An open curve may be represented in a Euclidean or Riemannian space. In a Euclidean space, a spline (a parameterized curve defined piecewise by polynomials) can easily approximate shapes of complex curves. The L2 distance we compute between two such curves can be used for clustering or other classification tasks. The main advantage with this approach is the ease of implementation and the fact that existing methods from machine learning and statistics can be readily incorporated into the analysis.

In a Riemannian analysis, the open curve can be represented in different ways. In the model I use, the open curve is represented as a point in the space of continuous functions.This space of functions is infinite dimensional and nonlinear and advanced methods such as those from functional analysis, differential geometry and group theory are needed to represent and analyze curves. The advantage of a Riemannian representation is that we can use the intrinsic (Riemannian) geometry of the space to compute distances between two points (curves). Open curves are essentially nonlinear structures. The space of open curves is also nonlinear. Linear
measurements in such spaces are not well-defined and the results may not be consistent.

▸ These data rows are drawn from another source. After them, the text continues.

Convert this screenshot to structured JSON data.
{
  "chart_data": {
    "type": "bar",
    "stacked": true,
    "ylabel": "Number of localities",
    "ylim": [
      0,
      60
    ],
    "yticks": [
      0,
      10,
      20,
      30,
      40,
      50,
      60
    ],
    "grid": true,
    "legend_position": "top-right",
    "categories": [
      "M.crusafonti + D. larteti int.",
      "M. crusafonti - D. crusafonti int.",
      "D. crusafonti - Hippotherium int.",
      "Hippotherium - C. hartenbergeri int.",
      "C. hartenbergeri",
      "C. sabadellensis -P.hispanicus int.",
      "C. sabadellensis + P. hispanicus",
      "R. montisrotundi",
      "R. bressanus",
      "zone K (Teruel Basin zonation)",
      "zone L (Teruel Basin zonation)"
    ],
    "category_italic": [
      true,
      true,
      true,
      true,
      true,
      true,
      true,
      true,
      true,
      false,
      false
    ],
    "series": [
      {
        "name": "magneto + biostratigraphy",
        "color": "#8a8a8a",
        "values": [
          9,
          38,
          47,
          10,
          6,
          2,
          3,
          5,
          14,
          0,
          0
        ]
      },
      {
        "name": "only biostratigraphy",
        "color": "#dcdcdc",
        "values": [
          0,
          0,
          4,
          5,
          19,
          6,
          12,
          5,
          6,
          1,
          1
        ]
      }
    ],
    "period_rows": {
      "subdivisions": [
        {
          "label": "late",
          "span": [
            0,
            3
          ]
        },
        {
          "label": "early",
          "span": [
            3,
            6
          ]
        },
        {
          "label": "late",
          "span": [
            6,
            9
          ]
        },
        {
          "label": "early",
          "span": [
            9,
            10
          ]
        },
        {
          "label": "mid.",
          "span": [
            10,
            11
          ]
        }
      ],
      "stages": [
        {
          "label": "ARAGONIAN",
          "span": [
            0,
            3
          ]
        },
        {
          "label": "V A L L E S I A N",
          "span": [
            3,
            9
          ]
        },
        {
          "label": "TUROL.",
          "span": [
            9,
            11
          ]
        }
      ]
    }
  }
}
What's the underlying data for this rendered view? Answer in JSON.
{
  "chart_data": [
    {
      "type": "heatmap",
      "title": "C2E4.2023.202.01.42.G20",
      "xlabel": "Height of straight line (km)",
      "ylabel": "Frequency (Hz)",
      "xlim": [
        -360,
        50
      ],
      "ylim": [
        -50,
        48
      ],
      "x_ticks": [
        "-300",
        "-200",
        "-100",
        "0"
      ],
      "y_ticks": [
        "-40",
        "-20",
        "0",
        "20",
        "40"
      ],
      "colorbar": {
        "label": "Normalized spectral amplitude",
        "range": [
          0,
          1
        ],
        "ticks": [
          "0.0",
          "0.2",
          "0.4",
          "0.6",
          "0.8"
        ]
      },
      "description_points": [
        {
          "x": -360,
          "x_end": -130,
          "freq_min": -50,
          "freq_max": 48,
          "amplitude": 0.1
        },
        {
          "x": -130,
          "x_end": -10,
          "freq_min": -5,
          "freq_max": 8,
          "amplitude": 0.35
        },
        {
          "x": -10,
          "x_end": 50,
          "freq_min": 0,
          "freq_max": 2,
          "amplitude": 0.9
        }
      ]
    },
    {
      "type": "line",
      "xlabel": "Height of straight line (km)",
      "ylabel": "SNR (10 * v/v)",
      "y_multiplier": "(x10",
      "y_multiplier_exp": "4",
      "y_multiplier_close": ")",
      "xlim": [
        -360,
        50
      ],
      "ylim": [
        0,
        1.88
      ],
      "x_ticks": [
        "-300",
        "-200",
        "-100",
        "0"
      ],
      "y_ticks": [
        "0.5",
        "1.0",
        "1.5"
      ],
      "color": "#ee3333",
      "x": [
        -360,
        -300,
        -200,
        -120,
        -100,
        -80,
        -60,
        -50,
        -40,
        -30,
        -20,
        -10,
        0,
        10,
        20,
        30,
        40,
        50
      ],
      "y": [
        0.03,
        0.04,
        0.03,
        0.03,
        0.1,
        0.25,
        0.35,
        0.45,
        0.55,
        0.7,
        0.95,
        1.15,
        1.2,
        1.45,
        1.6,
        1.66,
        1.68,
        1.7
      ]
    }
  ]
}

Related to the geometrical analysis

The open curve is a geometric structure and we use it in analysis in this context. Geometrical analysis in medical imaging is most commonly a shape study although the term itself covers other possibilities. We use a mathematical model for open curves that allows us to incorporate shape, orientation, scale and position, the physical features associated with the curve. We expect to be able to apply this mathematical model to new kinds of problems or to reinterpret old ones. (I have done some work on a new study design which I will be publishing shortly. It is essentially a study of morphological changes, but my tools enable me to study the problem in a new way.)

White matter DTI fibers bundles have a well-defined shape and structure which is determined by the regions they connect and the constraints of the surrounding anatomy. Sulci, on the other hand, are not easily interpreted in a geometrical study. This is due to the variability which we can also interpret as a problem of selecting a feature that is unique to a class of sulci. The possibility of shape analysis has been explored before. It is my view that sulcal variability, as it relates to identication and labeling, is better addressed by a graph pattern matching paradigm.